The panel focuses on the territorial partitions caused by European colonialism in the Middle East and South Asia. The panel covers the period from the 1920s to the present. The core of the study is a comparative study of India’s and Palestine’s partitions, their causes and the real colonial interests behind these events. Both partitions took place in 1947 and the main actor was the British administration.
Partitions had far reaching consequences, that determined further separations, unbalances and conflicts. The short and long term effects of the Indian, Middle Eastern and Palestine partitions will be examined and present fragmentations of the Middle East will be analysed in the light of past partitions, in order to better understand if and how the geopolitical games between the 1910s-1920s, the early Cold War and the present have changed.
The main goal of the panel is to put forth a new explanation of territorial partitions in Middle East and South Asia aiming at overturning the commonly accepted version of the events.

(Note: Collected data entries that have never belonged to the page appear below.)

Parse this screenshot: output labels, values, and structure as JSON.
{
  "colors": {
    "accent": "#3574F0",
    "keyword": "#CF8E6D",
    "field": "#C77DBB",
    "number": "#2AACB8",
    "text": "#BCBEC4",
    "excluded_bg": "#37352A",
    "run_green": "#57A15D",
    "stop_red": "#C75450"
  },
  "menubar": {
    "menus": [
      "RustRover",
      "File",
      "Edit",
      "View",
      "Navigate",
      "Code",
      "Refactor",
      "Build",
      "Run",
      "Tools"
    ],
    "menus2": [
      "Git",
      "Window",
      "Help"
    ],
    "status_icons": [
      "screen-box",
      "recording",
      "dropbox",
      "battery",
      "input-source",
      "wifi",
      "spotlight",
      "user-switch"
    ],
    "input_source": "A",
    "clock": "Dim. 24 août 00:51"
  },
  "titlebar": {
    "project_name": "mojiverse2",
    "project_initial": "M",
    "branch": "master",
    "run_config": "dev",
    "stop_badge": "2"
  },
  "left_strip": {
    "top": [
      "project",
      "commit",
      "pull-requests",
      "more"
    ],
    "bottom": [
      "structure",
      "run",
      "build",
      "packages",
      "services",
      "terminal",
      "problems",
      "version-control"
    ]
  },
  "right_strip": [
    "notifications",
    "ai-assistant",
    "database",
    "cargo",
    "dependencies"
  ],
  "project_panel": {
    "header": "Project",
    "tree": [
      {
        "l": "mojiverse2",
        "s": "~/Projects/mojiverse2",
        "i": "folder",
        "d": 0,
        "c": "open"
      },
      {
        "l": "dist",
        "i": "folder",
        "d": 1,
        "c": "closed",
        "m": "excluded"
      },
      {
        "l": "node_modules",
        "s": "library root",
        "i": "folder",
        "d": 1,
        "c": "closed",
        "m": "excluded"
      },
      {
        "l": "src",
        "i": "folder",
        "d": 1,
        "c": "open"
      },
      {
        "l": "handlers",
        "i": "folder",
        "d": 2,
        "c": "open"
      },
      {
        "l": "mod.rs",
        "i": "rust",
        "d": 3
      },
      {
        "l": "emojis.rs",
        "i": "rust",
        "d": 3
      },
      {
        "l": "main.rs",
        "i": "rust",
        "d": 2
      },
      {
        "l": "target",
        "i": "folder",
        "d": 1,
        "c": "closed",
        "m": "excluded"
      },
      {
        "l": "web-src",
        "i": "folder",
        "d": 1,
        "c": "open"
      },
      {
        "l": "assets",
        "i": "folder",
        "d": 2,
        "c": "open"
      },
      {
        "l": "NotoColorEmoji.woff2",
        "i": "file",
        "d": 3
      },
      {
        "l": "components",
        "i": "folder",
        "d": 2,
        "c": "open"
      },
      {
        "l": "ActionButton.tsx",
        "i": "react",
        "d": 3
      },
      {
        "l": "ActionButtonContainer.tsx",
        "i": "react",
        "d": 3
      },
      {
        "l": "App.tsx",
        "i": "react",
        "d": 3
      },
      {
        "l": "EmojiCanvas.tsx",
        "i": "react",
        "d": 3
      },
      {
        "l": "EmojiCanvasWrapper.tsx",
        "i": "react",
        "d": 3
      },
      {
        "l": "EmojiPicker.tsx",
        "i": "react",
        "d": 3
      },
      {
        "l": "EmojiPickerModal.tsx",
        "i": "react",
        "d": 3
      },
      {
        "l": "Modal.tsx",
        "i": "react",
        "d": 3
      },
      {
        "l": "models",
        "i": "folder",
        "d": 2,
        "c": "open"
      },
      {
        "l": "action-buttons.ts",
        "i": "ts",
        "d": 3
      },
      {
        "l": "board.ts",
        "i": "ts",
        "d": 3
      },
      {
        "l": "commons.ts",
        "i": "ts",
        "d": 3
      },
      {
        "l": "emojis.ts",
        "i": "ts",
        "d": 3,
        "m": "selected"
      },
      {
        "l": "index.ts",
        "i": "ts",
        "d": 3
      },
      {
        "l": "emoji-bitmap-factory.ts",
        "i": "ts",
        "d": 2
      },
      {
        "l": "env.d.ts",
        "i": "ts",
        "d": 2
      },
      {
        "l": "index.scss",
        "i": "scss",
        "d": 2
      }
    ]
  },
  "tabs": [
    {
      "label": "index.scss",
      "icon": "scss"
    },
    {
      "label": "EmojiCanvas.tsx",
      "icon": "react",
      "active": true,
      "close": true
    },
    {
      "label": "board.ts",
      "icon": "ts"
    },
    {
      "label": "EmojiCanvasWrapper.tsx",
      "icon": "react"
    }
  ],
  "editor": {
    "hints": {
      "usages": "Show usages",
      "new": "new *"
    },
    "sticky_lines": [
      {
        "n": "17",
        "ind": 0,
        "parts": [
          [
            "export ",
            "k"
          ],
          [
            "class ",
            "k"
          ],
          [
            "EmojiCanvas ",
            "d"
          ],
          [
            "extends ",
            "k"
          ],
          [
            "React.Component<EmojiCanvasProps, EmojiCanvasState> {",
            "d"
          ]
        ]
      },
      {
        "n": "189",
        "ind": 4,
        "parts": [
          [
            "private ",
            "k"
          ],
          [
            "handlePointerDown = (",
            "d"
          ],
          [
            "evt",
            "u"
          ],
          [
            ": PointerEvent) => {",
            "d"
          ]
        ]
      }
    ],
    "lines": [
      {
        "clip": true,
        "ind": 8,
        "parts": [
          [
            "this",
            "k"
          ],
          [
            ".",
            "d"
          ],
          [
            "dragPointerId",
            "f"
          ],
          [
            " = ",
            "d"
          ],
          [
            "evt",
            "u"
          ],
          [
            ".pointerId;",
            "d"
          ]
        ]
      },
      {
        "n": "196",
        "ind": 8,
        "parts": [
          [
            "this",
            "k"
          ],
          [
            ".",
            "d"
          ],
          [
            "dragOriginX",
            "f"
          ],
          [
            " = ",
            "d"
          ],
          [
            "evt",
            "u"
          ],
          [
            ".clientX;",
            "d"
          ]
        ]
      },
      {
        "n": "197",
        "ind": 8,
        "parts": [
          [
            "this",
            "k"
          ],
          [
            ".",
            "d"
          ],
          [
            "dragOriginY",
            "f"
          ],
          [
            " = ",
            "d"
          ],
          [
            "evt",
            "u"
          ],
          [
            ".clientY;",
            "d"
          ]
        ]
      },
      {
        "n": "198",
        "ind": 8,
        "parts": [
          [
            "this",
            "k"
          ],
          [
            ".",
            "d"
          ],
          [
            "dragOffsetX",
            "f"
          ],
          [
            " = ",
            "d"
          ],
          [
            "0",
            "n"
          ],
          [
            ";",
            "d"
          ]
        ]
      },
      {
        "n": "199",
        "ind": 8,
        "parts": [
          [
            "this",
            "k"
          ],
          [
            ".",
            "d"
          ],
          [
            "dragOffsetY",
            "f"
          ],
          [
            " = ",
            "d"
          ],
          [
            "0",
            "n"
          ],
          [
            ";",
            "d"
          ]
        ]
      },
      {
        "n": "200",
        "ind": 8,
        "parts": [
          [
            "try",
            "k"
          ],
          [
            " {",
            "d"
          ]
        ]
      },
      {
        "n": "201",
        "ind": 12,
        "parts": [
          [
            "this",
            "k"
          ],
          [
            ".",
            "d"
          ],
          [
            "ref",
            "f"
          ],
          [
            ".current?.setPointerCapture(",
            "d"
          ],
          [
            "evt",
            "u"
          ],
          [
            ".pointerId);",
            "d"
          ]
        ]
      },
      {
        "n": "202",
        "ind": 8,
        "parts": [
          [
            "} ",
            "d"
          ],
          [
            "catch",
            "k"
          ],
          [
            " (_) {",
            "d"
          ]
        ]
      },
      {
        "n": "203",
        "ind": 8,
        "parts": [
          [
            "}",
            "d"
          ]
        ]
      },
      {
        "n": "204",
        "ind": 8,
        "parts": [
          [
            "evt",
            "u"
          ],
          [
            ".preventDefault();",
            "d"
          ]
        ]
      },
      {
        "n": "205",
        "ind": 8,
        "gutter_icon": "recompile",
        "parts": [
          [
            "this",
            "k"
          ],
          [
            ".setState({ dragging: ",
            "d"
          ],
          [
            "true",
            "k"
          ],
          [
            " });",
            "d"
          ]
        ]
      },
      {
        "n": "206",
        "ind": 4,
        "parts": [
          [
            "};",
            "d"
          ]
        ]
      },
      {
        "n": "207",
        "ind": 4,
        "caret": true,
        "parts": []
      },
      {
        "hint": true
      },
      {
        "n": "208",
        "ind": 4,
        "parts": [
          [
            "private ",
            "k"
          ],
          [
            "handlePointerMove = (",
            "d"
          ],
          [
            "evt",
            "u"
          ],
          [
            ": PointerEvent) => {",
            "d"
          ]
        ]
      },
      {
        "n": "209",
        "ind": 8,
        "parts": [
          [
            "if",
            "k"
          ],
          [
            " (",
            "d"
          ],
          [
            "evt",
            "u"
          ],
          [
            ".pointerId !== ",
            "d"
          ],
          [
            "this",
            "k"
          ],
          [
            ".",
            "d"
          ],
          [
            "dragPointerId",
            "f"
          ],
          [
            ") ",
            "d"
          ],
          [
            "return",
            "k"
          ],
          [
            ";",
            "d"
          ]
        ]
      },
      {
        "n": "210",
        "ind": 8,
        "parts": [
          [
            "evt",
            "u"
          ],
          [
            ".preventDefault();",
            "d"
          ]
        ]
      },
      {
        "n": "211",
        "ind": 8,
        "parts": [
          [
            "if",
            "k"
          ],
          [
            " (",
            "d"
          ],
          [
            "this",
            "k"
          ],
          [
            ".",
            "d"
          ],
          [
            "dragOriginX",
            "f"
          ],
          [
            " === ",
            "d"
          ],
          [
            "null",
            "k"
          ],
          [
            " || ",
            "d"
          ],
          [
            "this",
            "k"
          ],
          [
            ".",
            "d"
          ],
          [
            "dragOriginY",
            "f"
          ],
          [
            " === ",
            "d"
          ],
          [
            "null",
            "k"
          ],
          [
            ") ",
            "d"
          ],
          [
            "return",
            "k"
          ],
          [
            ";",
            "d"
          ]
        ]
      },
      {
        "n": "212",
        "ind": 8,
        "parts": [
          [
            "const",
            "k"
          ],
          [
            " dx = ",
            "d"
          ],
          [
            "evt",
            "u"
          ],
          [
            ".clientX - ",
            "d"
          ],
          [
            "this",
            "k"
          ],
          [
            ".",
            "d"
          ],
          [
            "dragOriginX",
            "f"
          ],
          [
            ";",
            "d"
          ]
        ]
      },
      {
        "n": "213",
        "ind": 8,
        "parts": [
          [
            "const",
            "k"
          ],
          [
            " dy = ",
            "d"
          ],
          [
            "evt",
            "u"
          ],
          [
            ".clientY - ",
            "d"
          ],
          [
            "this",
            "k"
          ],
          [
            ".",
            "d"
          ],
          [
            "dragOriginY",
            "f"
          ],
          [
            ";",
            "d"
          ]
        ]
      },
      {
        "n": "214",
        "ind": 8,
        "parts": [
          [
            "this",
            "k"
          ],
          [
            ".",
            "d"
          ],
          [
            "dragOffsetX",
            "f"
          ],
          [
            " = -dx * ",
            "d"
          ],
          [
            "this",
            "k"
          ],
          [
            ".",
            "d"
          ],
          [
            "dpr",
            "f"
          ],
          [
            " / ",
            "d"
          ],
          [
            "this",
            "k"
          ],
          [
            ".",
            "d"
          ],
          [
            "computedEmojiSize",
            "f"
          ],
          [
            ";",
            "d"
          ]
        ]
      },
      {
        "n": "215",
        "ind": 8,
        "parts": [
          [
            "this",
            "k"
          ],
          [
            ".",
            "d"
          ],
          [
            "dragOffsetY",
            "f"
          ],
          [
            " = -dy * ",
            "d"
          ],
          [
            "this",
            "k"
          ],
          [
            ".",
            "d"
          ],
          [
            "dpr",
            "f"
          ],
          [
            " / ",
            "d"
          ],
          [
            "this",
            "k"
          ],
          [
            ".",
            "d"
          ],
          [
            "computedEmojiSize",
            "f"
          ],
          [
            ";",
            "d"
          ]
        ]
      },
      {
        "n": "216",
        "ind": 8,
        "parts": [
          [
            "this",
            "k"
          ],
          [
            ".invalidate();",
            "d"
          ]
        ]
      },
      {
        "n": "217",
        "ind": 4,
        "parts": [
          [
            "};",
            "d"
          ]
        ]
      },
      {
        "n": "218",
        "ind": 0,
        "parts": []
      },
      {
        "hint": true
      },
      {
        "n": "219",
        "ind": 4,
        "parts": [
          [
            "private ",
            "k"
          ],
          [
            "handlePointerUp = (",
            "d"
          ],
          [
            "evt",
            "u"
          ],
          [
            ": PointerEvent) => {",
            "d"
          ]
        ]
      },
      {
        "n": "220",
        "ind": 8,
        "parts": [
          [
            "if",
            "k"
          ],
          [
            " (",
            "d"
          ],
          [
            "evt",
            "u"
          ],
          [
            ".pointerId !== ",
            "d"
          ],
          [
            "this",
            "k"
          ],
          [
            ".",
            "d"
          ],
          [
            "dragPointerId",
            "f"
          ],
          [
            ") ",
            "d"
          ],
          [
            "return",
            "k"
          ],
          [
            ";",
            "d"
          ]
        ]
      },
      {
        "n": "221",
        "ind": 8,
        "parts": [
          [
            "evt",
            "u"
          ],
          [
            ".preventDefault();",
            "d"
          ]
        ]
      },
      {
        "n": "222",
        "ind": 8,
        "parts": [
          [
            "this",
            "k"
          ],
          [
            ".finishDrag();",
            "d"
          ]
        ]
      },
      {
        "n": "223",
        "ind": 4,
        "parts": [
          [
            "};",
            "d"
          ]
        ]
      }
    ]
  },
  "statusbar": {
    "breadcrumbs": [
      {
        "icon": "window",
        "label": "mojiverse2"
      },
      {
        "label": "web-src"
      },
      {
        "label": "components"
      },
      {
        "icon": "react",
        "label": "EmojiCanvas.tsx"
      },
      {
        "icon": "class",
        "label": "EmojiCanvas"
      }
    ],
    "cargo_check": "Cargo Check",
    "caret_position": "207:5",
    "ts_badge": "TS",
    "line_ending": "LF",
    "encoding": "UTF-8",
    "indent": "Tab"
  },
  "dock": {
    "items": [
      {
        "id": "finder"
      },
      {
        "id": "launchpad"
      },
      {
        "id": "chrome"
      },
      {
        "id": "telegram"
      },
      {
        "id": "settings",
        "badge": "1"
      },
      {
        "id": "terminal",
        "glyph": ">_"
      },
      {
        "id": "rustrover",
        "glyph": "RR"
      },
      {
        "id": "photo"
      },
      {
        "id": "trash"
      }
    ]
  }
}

Up to now the mainstream historiography attributed the liability of separations to opposing groups in the respective local political environments: Hindu/Muslims, Arab/Jews. Partitions are explained as the only possible solutions to otherwise unsolvable problems. In this way the colonial powers discharge their responsibilities to the colonized. History has been written mostly by western scholars and most Asian historians complied with western narrations.
The research work of some speakers are based on new historical evidence that allow new interpretations of those facts and the reconstruction of the geopolitical interests that brought the colonial powers to “re-order” the Asian space according to their goals.
The main intermediate and long term effects of Palestine's and India's partitions were not only the reshaping the geopolitical space, with new fragmentations and conflicts (for instance Kurdistan and Baluchistan), but had a remarkable impact on the nature of the states emerging from these processes.
The panel is still under construction and more participant may be included.